Ce n’est pas facile de parler de choc psychologique car je faisais déjà partie du groupe. Aucun joueur n’a été écarté, ils ont tous eu du temps de jeu. C’est plutôt au sein d’un groupe identique qu’on essaie d’apporter quelques petites modifications, de changer le quotidien. En terme de contenu de séance, j’avais déjà mon mot à dire auparavant.

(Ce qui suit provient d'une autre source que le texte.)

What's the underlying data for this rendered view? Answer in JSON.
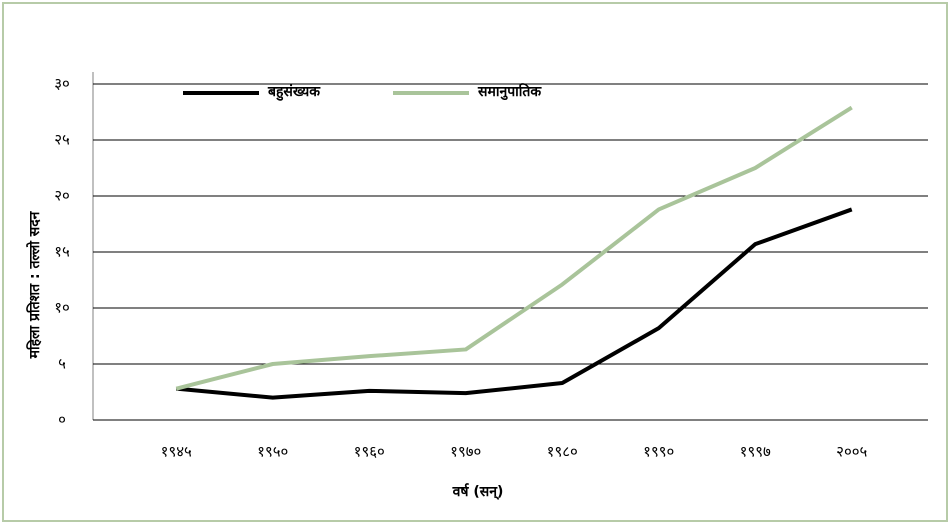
{
  "chart_data": {
    "type": "line",
    "xlabel": "वर्ष (सन्)",
    "ylabel": "महिला प्रतिशत : तल्लो सदन",
    "categories": [
      "१९४५",
      "१९५०",
      "१९६०",
      "१९७०",
      "१९८०",
      "१९९०",
      "१९९७",
      "२००५"
    ],
    "series": [
      {
        "name": "बहुसंख्यक",
        "color": "#000000",
        "values": [
          2.8,
          2.0,
          2.6,
          2.4,
          3.3,
          8.2,
          15.7,
          18.8
        ]
      },
      {
        "name": "समानुपातिक",
        "color": "#a9c49a",
        "values": [
          2.8,
          5.0,
          5.7,
          6.3,
          12.1,
          18.8,
          22.5,
          27.9
        ]
      }
    ],
    "ylim": [
      0,
      30
    ],
    "yticks": [
      {
        "value": 0,
        "label": "०"
      },
      {
        "value": 5,
        "label": "५"
      },
      {
        "value": 10,
        "label": "१०"
      },
      {
        "value": 15,
        "label": "१५"
      },
      {
        "value": 20,
        "label": "२०"
      },
      {
        "value": 25,
        "label": "२५"
      },
      {
        "value": 30,
        "label": "३०"
      }
    ],
    "grid": true,
    "legend": "top"
  }
}
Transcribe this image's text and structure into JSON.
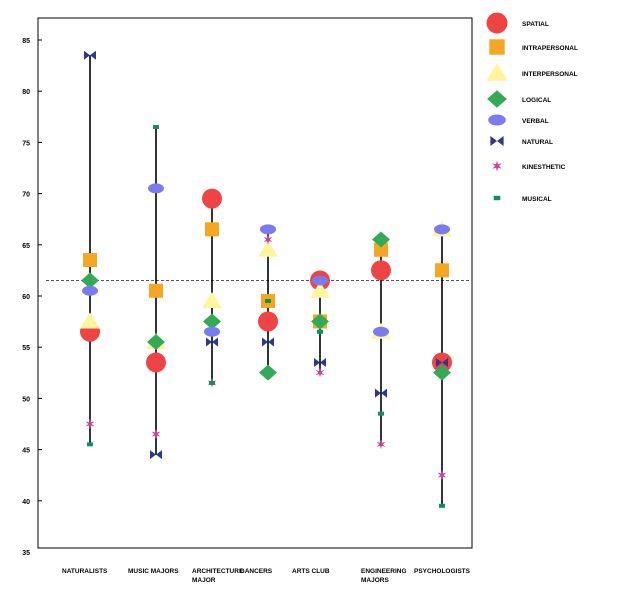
{
  "chart_data": {
    "type": "scatter",
    "title": "",
    "xlabel": "",
    "ylabel": "",
    "ylim": [
      35,
      87
    ],
    "yticks": [
      35,
      40,
      45,
      50,
      55,
      60,
      65,
      70,
      75,
      80,
      85
    ],
    "reference_line": 62,
    "categories": [
      {
        "label": [
          "NATURALISTS"
        ]
      },
      {
        "label": [
          "MUSIC MAJORS"
        ]
      },
      {
        "label": [
          "ARCHITECTURE",
          "MAJOR"
        ]
      },
      {
        "label": [
          "DANCERS"
        ]
      },
      {
        "label": [
          "ARTS CLUB"
        ]
      },
      {
        "label": [
          "ENGINEERING",
          "MAJORS"
        ]
      },
      {
        "label": [
          "PSYCHOLOGISTS"
        ]
      }
    ],
    "series": [
      {
        "name": "SPATIAL",
        "marker": "circle",
        "color": "#ee4444",
        "values": [
          57,
          54,
          70,
          58,
          62,
          63,
          54
        ]
      },
      {
        "name": "INTRAPERSONAL",
        "marker": "square",
        "color": "#f5a623",
        "values": [
          64,
          61,
          67,
          60,
          58,
          65,
          63
        ]
      },
      {
        "name": "INTERPERSONAL",
        "marker": "triangle",
        "color": "#fff59d",
        "values": [
          58,
          56,
          60,
          65,
          61,
          57,
          67
        ]
      },
      {
        "name": "LOGICAL",
        "marker": "diamond",
        "color": "#33aa55",
        "values": [
          62,
          56,
          58,
          53,
          58,
          66,
          53
        ]
      },
      {
        "name": "VERBAL",
        "marker": "ellipse",
        "color": "#7b7bf0",
        "values": [
          61,
          71,
          57,
          67,
          62,
          57,
          67
        ]
      },
      {
        "name": "NATURAL",
        "marker": "bowtie",
        "color": "#2b3a8f",
        "values": [
          84,
          45,
          56,
          56,
          54,
          51,
          54
        ]
      },
      {
        "name": "KINESTHETIC",
        "marker": "star",
        "color": "#cc4499",
        "values": [
          48,
          47,
          52,
          66,
          53,
          46,
          43
        ]
      },
      {
        "name": "MUSICAL",
        "marker": "bar",
        "color": "#109060",
        "values": [
          46,
          77,
          52,
          60,
          57,
          49,
          40
        ]
      }
    ],
    "legend_position": "right"
  }
}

Pensez-vous disposer des moyens nécessaires pour maintenir le club en Ligue 2?

Il faut y croire. Malgré notre dernière place nous ne sommes pas largués au classement. On ne peut pas dire que nous fassions de mauvais matchs, mais ça ne tourne pas souvent en notre faveur. Aujourd’hui on essaie d’inverser la tendance. 

Vous venez de vous qualifier en Coupe de France, ce qui est toujours bon pour le moral des troupes…

Oui bien sûr. Cela nous a également permis de voir de jeunes joueurs, car j’avais fait pas mal tourner. Certains avaient vraiment besoin de souffler. Mais on ne banalise surtout pas cette qualification. Elle nous permet de retrouver un  peu de sérénité, même si le chemin est encore long.

Vous vous rendez à Niort qui traverse également une mauvaise passe (hormis la récente qualification en Coupe de France). A quel type de rencontre vous attendez-vous vendredi soir?

La mauvaise passe de votre équipe est toute relative car elle est nettement moins longue que la nôtre. Aujourd’hui les Chamois sont dans de meilleures dispositions que nous. Niort est une équipe qui joue bien au ballon et possède plusieurs schémas de jeu. On distingue déjà la patte du nouvel entraîneur. Ce sera évidemment un match difficile, mais dans notre situation aucun n’est facile.